Historically, the Nobel Prize has almost exclusively been granted to men. In fact, until last month, only two women had ever won the award since 1901. This October, that number rose to three.
For the first time in 55 years, a woman won the Nobel Prize in Physics. Donna Strickland, an associate professor of physics at the University of Waterloo, made headlines when she received the prestigious award for her work on high-intensity laser pulses. She shared the award with French physicist Gérard Mourou with whom she was working as a graduate student when they published a groundbreaking scientific paper in 1985. Their method, known as chirped pulse amplification, allowed for more precision in laser technology and has allowed for several real-world applications, including Lasik eye surgery. Dr. Arthur Ashkin was also awarded the 2018 Nobel Prize in Physics for his work in inventing laser tweezers, which can trap and hold onto individual atoms.
Unlike her fellow award winners, her biography was noticeably absent from Wikipedia at the time of the prize announcement. However, this wasn’t simply an overlook, it was purposely done. In May, a Wikipedia user tried to set up a page for Strickland, but the user’s request was denied by an editor with the following message: “This submission’s references do not show that the subject qualifies for a Wikipedia article.” At the time, Wikipedia deemed that Strickland had not yet received enough coverage on the internet to warrant a page. Wikipedia requires that a scientist is widely published, receive media attention, and is a winner of significant prizes before a page is published. Yet, all of these criteria are in favor of men.
Of the 844 people who have won Nobel Prizes, fewer than 50 are women. Of those, only 20 are in scientific fields. From this statistic, the persistent gender imbalance in STEM is apparent. While women are generally underrepresented in STEM-related fields, even greater disparities exist in physics and computer science fields. The rate of women tackling professions in these departments is moving at a glacial pace. Many attribute the slow progression of women in these fields to the stereotype that shrouds it. Science, particularly physics, is often perceived as “masculine” because it has so long been a male-dominant area. Additionally, until recently, the majority of scientific study was conducted by men because women were either actively excluded or made to feel unwelcome.

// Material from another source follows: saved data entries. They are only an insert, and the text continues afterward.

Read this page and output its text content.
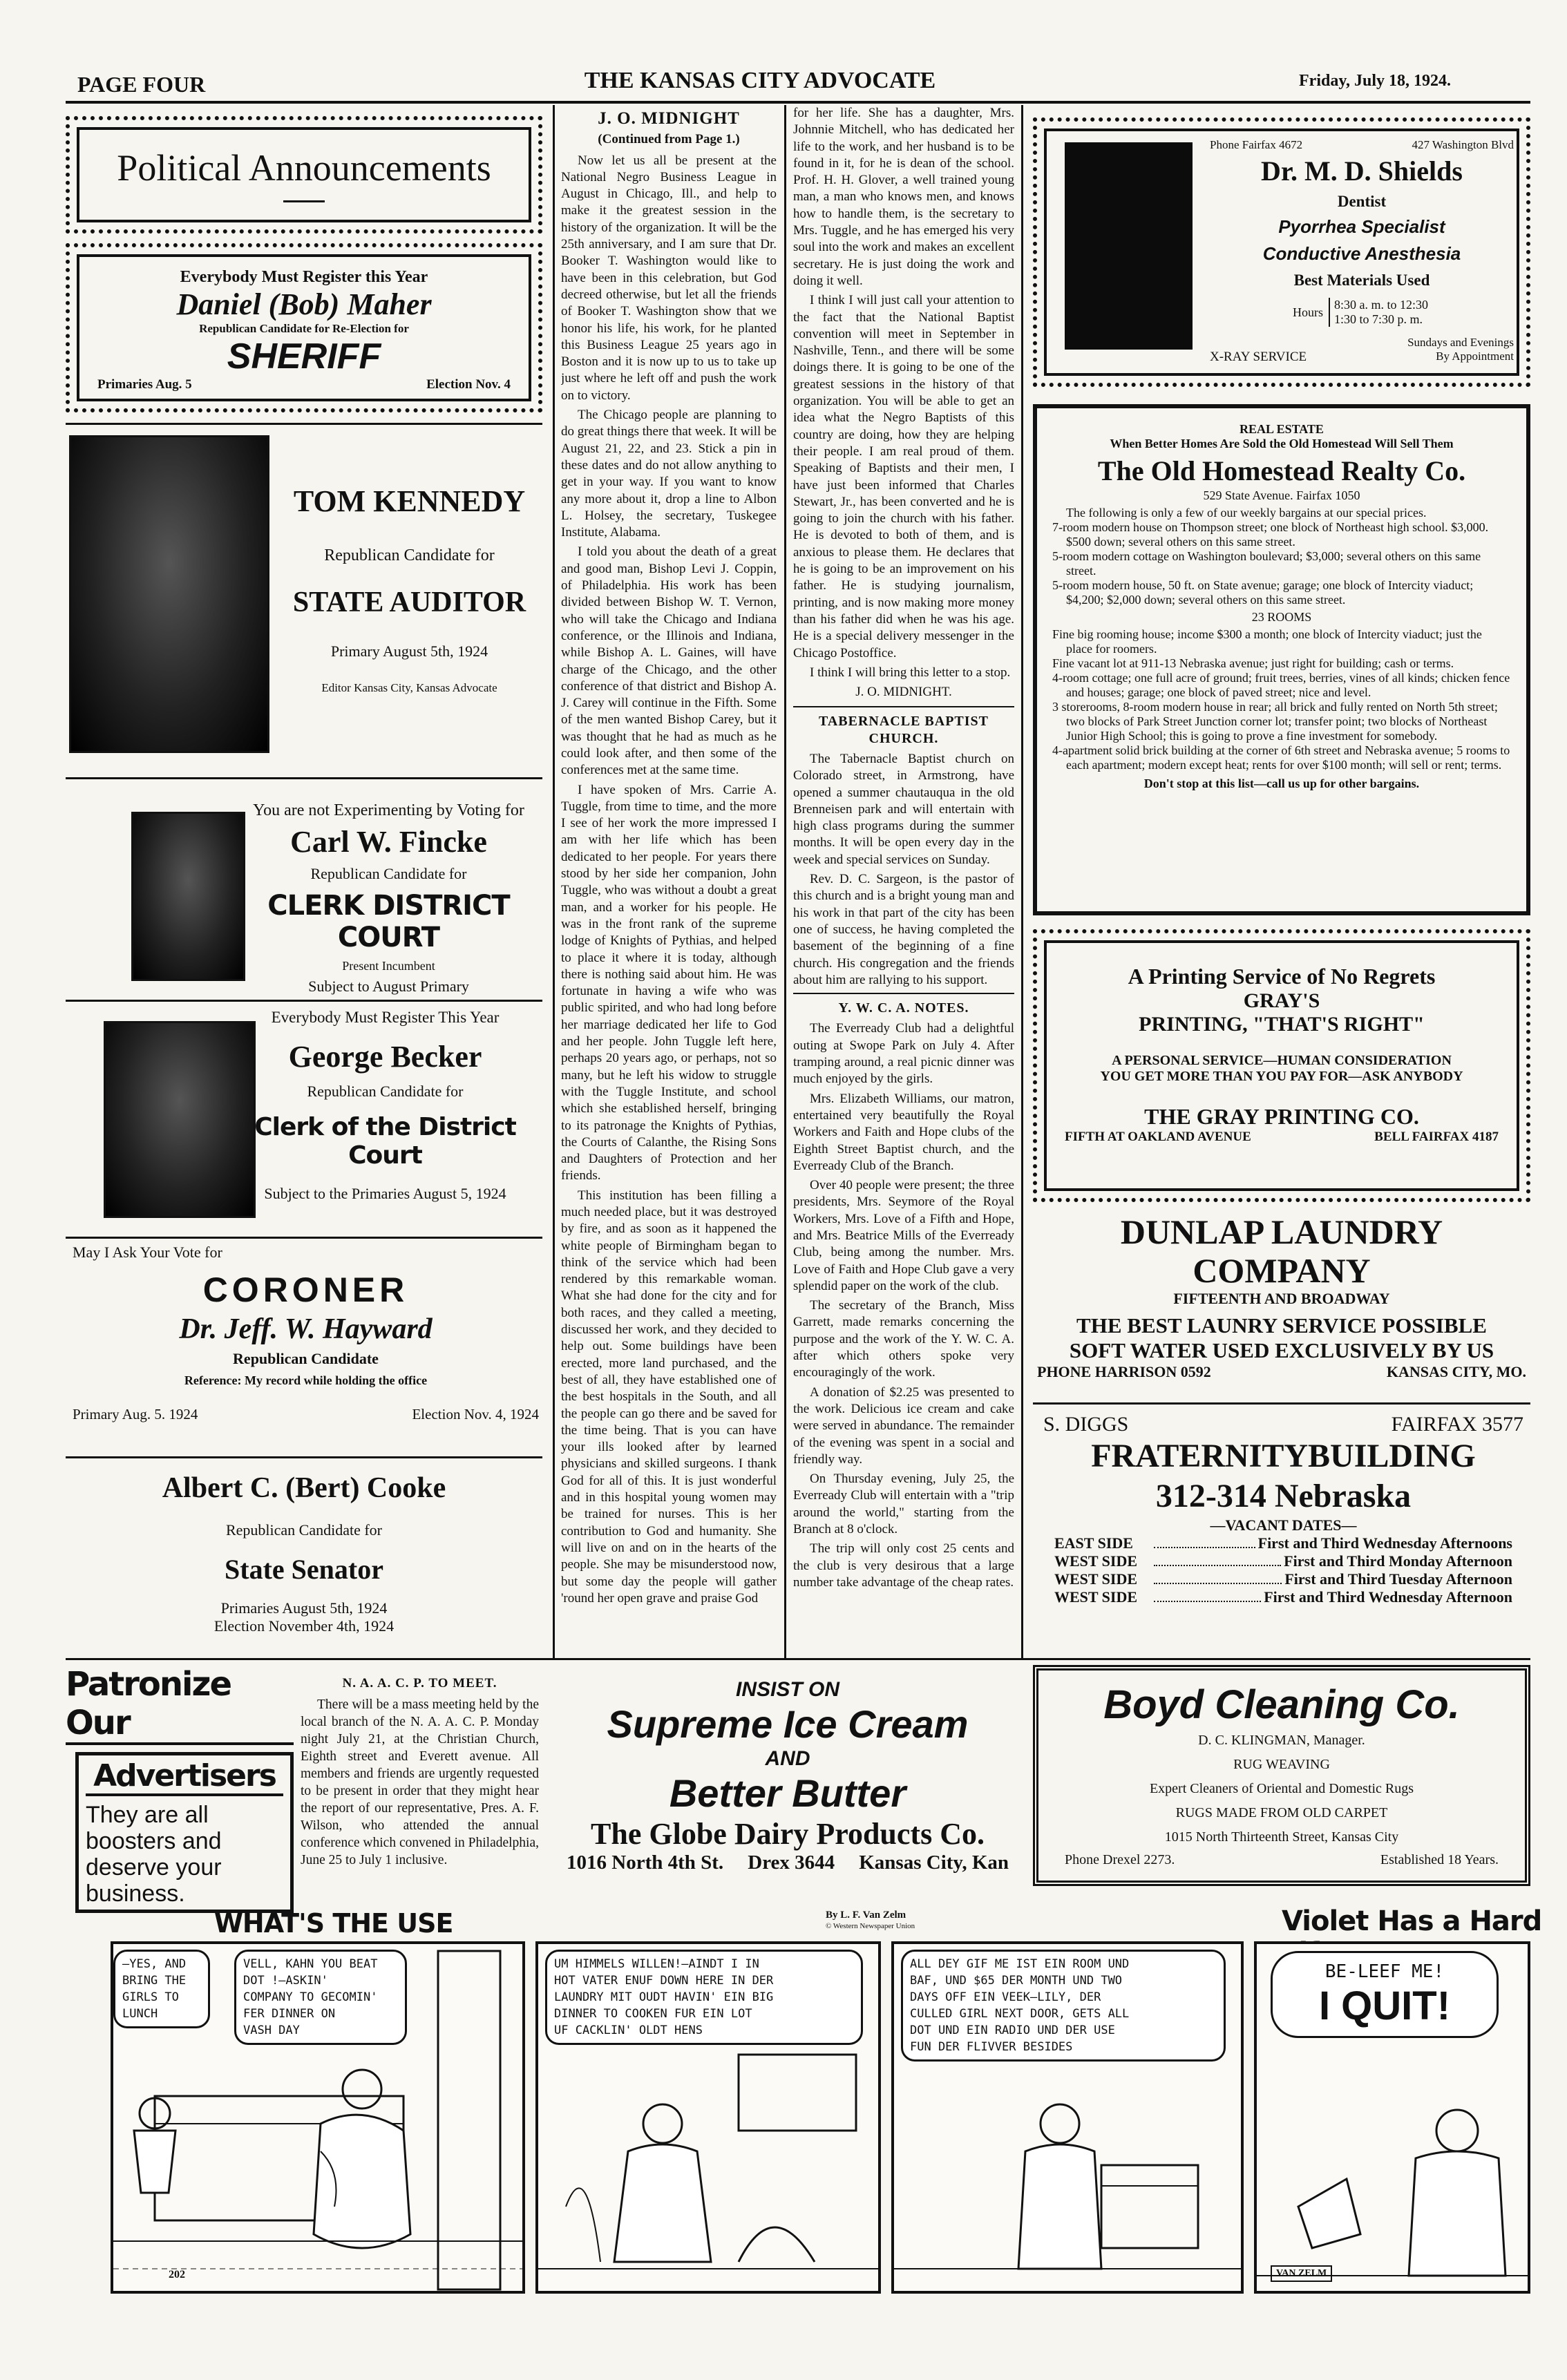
PAGE FOUR	THE KANSAS CITY ADVOCATE	Friday, July 18, 1924.
Political Announcements
Everybody Must Register this Year
Daniel (Bob) Maher
Republican Candidate for Re-Election for
SHERIFF
Primaries Aug. 5	Election Nov. 4
TOM KENNEDY
Republican Candidate for
STATE AUDITOR
Primary August 5th, 1924
Editor Kansas City, Kansas Advocate
You are not Experimenting by Voting for
Carl W. Fincke
Republican Candidate for
CLERK DISTRICT COURT
Present Incumbent
Subject to August Primary
Everybody Must Register This Year
George Becker
Republican Candidate for
Clerk of the District Court
Subject to the Primaries August 5, 1924
May I Ask Your Vote for
CORONER
Dr. Jeff. W. Hayward
Republican Candidate
Reference: My record while holding the office
Primary Aug. 5. 1924	Election Nov. 4, 1924
Albert C. (Bert) Cooke
Republican Candidate for
State Senator
Primaries August 5th, 1924
Election November 4th, 1924
J. O. MIDNIGHT
(Continued from Page 1.)

Now let us all be present at the National Negro Business League in August in Chicago, Ill., and help to make it the greatest session in the history of the organization. It will be the 25th anniversary, and I am sure that Dr. Booker T. Washington would like to have been in this celebration, but God decreed otherwise, but let all the friends of Booker T. Washington show that we honor his life, his work, for he planted this Business League 25 years ago in Boston and it is now up to us to take up just where he left off and push the work on to victory.

The Chicago people are planning to do great things there that week. It will be August 21, 22, and 23. Stick a pin in these dates and do not allow anything to get in your way. If you want to know any more about it, drop a line to Albon L. Holsey, the secretary, Tuskegee Institute, Alabama.

I told you about the death of a great and good man, Bishop Levi J. Coppin, of Philadelphia. His work has been divided between Bishop W. T. Vernon, who will take the Chicago and Indiana conference, or the Illinois and Indiana, while Bishop A. L. Gaines, will have charge of the Chicago, and the other conference of that district and Bishop A. J. Carey will continue in the Fifth. Some of the men wanted Bishop Carey, but it was thought that he had as much as he could look after, and then some of the conferences met at the same time.

I have spoken of Mrs. Carrie A. Tuggle, from time to time, and the more I see of her work the more impressed I am with her life which has been dedicated to her people. For years there stood by her side her companion, John Tuggle, who was without a doubt a great man, and a worker for his people. He was in the front rank of the supreme lodge of Knights of Pythias, and helped to place it where it is today, although there is nothing said about him. He was fortunate in having a wife who was public spirited, and who had long before her marriage dedicated her life to God and her people. John Tuggle left here, perhaps 20 years ago, or perhaps, not so many, but he left his widow to struggle with the Tuggle Institute, and school which she established herself, bringing to its patronage the Knights of Pythias, the Courts of Calanthe, the Rising Sons and Daughters of Protection and her friends.

This institution has been filling a much needed place, but it was destroyed by fire, and as soon as it happened the white people of Birmingham began to think of the service which had been rendered by this remarkable woman. What she had done for the city and for both races, and they called a meeting, discussed her work, and they decided to help out. Some buildings have been erected, more land purchased, and the best of all, they have established one of the best hospitals in the South, and all the people can go there and be saved for the time being. That is you can have your ills looked after by learned physicians and skilled surgeons. I thank God for all of this. It is just wonderful and in this hospital young women may be trained for nurses. This is her contribution to God and humanity. She will live on and on in the hearts of the people. She may be misunderstood now, but some day the people will gather 'round her open grave and praise God

for her life. She has a daughter, Mrs. Johnnie Mitchell, who has dedicated her life to the work, and her husband is to be found in it, for he is dean of the school. Prof. H. H. Glover, a well trained young man, a man who knows men, and knows how to handle them, is the secretary to Mrs. Tuggle, and he has emerged his very soul into the work and makes an excellent secretary. He is just doing the work and doing it well.

I think I will just call your attention to the fact that the National Baptist convention will meet in September in Nashville, Tenn., and there will be some doings there. It is going to be one of the greatest sessions in the history of that organization. You will be able to get an idea what the Negro Baptists of this country are doing, how they are helping their people. I am real proud of them. Speaking of Baptists and their men, I have just been informed that Charles Stewart, Jr., has been converted and he is going to join the church with his father. He is devoted to both of them, and is anxious to please them. He declares that he is going to be an improvement on his father. He is studying journalism, printing, and is now making more money than his father did when he was his age. He is a special delivery messenger in the Chicago Postoffice.

I think I will bring this letter to a stop.

J. O. MIDNIGHT.
TABERNACLE BAPTIST CHURCH.

The Tabernacle Baptist church on Colorado street, in Armstrong, have opened a summer chautauqua in the old Brenneisen park and will entertain with high class programs during the summer months. It will be open every day in the week and special services on Sunday.

Rev. D. C. Sargeon, is the pastor of this church and is a bright young man and his work in that part of the city has been one of success, he having completed the basement of the beginning of a fine church. His congregation and the friends about him are rallying to his support.

Y. W. C. A. NOTES.

The Everready Club had a delightful outing at Swope Park on July 4. After tramping around, a real picnic dinner was much enjoyed by the girls.

Mrs. Elizabeth Williams, our matron, entertained very beautifully the Royal Workers and Faith and Hope clubs of the Eighth Street Baptist church, and the Everready Club of the Branch.

Over 40 people were present; the three presidents, Mrs. Seymore of the Royal Workers, Mrs. Love of a Fifth and Hope, and Mrs. Beatrice Mills of the Everready Club, being among the number. Mrs. Love of Faith and Hope Club gave a very splendid paper on the work of the club.

The secretary of the Branch, Miss Garrett, made remarks concerning the purpose and the work of the Y. W. C. A. after which others spoke very encouragingly of the work.

A donation of $2.25 was presented to the work. Delicious ice cream and cake were served in abundance. The remainder of the evening was spent in a social and friendly way.

On Thursday evening, July 25, the Everready Club will entertain with a "trip around the world," starting from the Branch at 8 o'clock.

The trip will only cost 25 cents and the club is very desirous that a large number take advantage of the cheap rates.

Phone Fairfax 4672	427 Washington Blvd
Dr. M. D. Shields
Dentist
Pyorrhea Specialist
Conductive Anesthesia
Best Materials Used
Hours
8:30 a. m. to 12:30
1:30 to 7:30 p. m.
Sundays and Evenings
By Appointment
X-RAY SERVICE
REAL ESTATE
When Better Homes Are Sold the Old Homestead Will Sell Them
The Old Homestead Realty Co.
529 State Avenue. Fairfax 1050
The following is only a few of our weekly bargains at our special prices.
7-room modern house on Thompson street; one block of Northeast high school. $3,000. $500 down; several others on this same street.
5-room modern cottage on Washington boulevard; $3,000; several others on this same street.
5-room modern house, 50 ft. on State avenue; garage; one block of Intercity viaduct; $4,200; $2,000 down; several others on this same street.
23 ROOMS
Fine big rooming house; income $300 a month; one block of Intercity viaduct; just the place for roomers.
Fine vacant lot at 911-13 Nebraska avenue; just right for building; cash or terms.
4-room cottage; one full acre of ground; fruit trees, berries, vines of all kinds; chicken fence and houses; garage; one block of paved street; nice and level.
3 storerooms, 8-room modern house in rear; all brick and fully rented on North 5th street; two blocks of Park Street Junction corner lot; transfer point; two blocks of Northeast Junior High School; this is going to prove a fine investment for somebody.
4-apartment solid brick building at the corner of 6th street and Nebraska avenue; 5 rooms to each apartment; modern except heat; rents for over $100 month; will sell or rent; terms.
Don't stop at this list—call us up for other bargains.
A Printing Service of No Regrets
GRAY'S
PRINTING, "THAT'S RIGHT"
A PERSONAL SERVICE—HUMAN CONSIDERATION
YOU GET MORE THAN YOU PAY FOR—ASK ANYBODY
THE GRAY PRINTING CO.
FIFTH AT OAKLAND AVENUE	BELL FAIRFAX 4187
DUNLAP LAUNDRY
COMPANY
FIFTEENTH AND BROADWAY
THE BEST LAUNRY SERVICE POSSIBLE
SOFT WATER USED EXCLUSIVELY BY US
PHONE HARRISON 0592	KANSAS CITY, MO.
S. DIGGS	FAIRFAX 3577
FRATERNITYBUILDING
312-314 Nebraska
—VACANT DATES—
EAST SIDE	First and Third Wednesday Afternoons
WEST SIDE	First and Third Monday Afternoon
WEST SIDE	First and Third Tuesday Afternoon
WEST SIDE	First and Third Wednesday Afternoon
Patronize Our
Advertisers
They are all
boosters and
deserve your
business.
N. A. A. C. P. TO MEET.

There will be a mass meeting held by the local branch of the N. A. A. C. P. Monday night July 21, at the Christian Church, Eighth street and Everett avenue. All members and friends are urgently requested to be present in order that they might hear the report of our representative, Pres. A. F. Wilson, who attended the annual conference which convened in Philadelphia, June 25 to July 1 inclusive.

INSIST ON
Supreme Ice Cream
AND
Better Butter
The Globe Dairy Products Co.
1016 North 4th St. Drex 3644 Kansas City, Kan
Boyd Cleaning Co.
D. C. KLINGMAN, Manager.
RUG WEAVING
Expert Cleaners of Oriental and Domestic Rugs
RUGS MADE FROM OLD CARPET
1015 North Thirteenth Street, Kansas City
Phone Drexel 2273.	Established 18 Years.
WHAT'S THE USE	By L. F. Van Zelm
© Western Newspaper Union	Violet Has a Hard
—YES, AND
BRING THE
GIRLS TO
LUNCH
VELL, KAHN YOU BEAT
DOT !—ASKIN'
COMPANY TO GECOMIN'
FER DINNER ON
VASH DAY
202
UM HIMMELS WILLEN!—AINDT I IN
HOT VATER ENUF DOWN HERE IN DER
LAUNDRY MIT OUDT HAVIN' EIN BIG
DINNER TO COOKEN FUR EIN LOT
UF CACKLIN' OLDT HENS
ALL DEY GIF ME IST EIN ROOM UND
BAF, UND $65 DER MONTH UND TWO
DAYS OFF EIN VEEK—LILY, DER
CULLED GIRL NEXT DOOR, GETS ALL
DOT UND EIN RADIO UND DER USE
FUN DER FLIVVER BESIDES
BE-LEEF ME!
I QUIT!
VAN ZELM
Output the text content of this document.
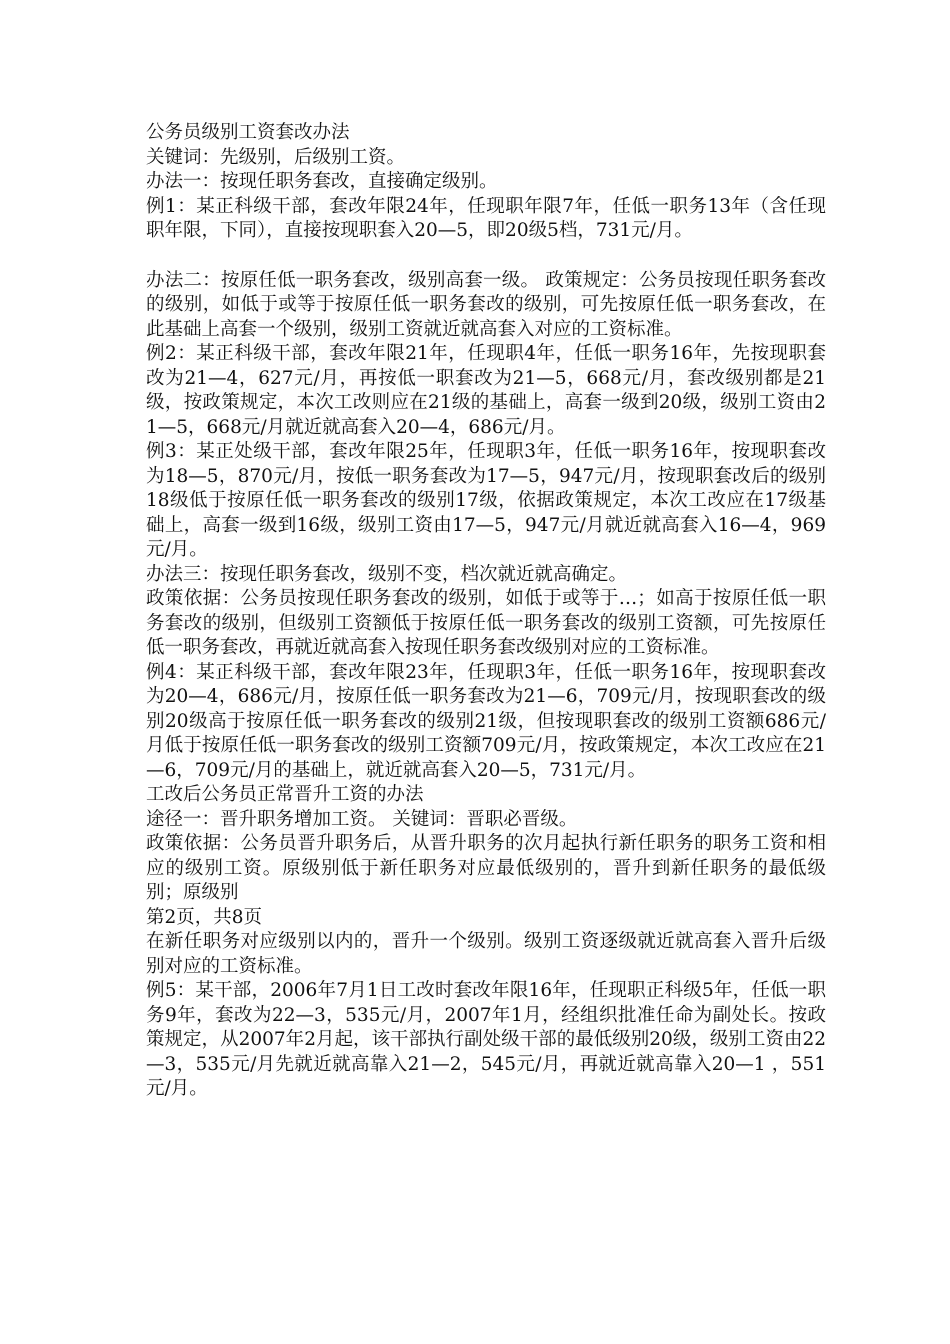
公务员级别工资套改办法

关键词：先级别，后级别工资。

办法一：按现任职务套改，直接确定级别。

例1：某正科级干部，套改年限24年，任现职年限7年，任低一职务13年（含任现职年限，下同），直接按现职套入20—5，即20级5档，731元/月。

办法二：按原任低一职务套改，级别高套一级。 政策规定：公务员按现任职务套改的级别，如低于或等于按原任低一职务套改的级别，可先按原任低一职务套改，在此基础上高套一个级别，级别工资就近就高套入对应的工资标准。

例2：某正科级干部，套改年限21年，任现职4年，任低一职务16年，先按现职套改为21—4，627元/月，再按低一职套改为21—5，668元/月，套改级别都是21级，按政策规定，本次工改则应在21级的基础上，高套一级到20级，级别工资由21—5，668元/月就近就高套入20—4，686元/月。

例3：某正处级干部，套改年限25年，任现职3年，任低一职务16年，按现职套改为18—5，870元/月，按低一职务套改为17—5，947元/月，按现职套改后的级别18级低于按原任低一职务套改的级别17级，依据政策规定，本次工改应在17级基础上，高套一级到16级，级别工资由17—5，947元/月就近就高套入16—4，969元/月。

办法三：按现任职务套改，级别不变，档次就近就高确定。

政策依据：公务员按现任职务套改的级别，如低于或等于…；如高于按原任低一职务套改的级别，但级别工资额低于按原任低一职务套改的级别工资额，可先按原任低一职务套改，再就近就高套入按现任职务套改级别对应的工资标准。

例4：某正科级干部，套改年限23年，任现职3年，任低一职务16年，按现职套改为20—4，686元/月，按原任低一职务套改为21—6，709元/月，按现职套改的级别20级高于按原任低一职务套改的级别21级，但按现职套改的级别工资额686元/月低于按原任低一职务套改的级别工资额709元/月，按政策规定，本次工改应在21—6，709元/月的基础上，就近就高套入20—5，731元/月。

工改后公务员正常晋升工资的办法

途径一：晋升职务增加工资。 关键词：晋职必晋级。

政策依据：公务员晋升职务后，从晋升职务的次月起执行新任职务的职务工资和相应的级别工资。原级别低于新任职务对应最低级别的，晋升到新任职务的最低级别；原级别

第2页，共8页

在新任职务对应级别以内的，晋升一个级别。级别工资逐级就近就高套入晋升后级别对应的工资标准。

例5：某干部，2006年7月1日工改时套改年限16年，任现职正科级5年，任低一职务9年，套改为22—3，535元/月，2007年1月，经组织批准任命为副处长。按政策规定，从2007年2月起，该干部执行副处级干部的最低级别20级，级别工资由22—3，535元/月先就近就高靠入21—2，545元/月，再就近就高靠入20—1 ，551元/月。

Institutions of science, overall, need to do a better job of making women feel welcome in the workplace. The day after Strickland won the prize, a senior scientist at CERN (European Organization for Nuclear Research), the organization which operates the world’s most powerful particle accelerator, stated “physics was invented and built by men, it’s not by invitation” at a scientific conference. Though the scientist faced widespread backlash and was suspended, this still does not change the realities that many women in STEM face every day. According to a report published by Pew Research center, 50 percent of women in STEM have experienced gender discrimination while working, and 36 percent say that sexual harassment is a problem in their workplace.
Strickland’s historic win is just a small first step to increase the visibility of women in physics and other STEM-related fields. However, more still need to follow.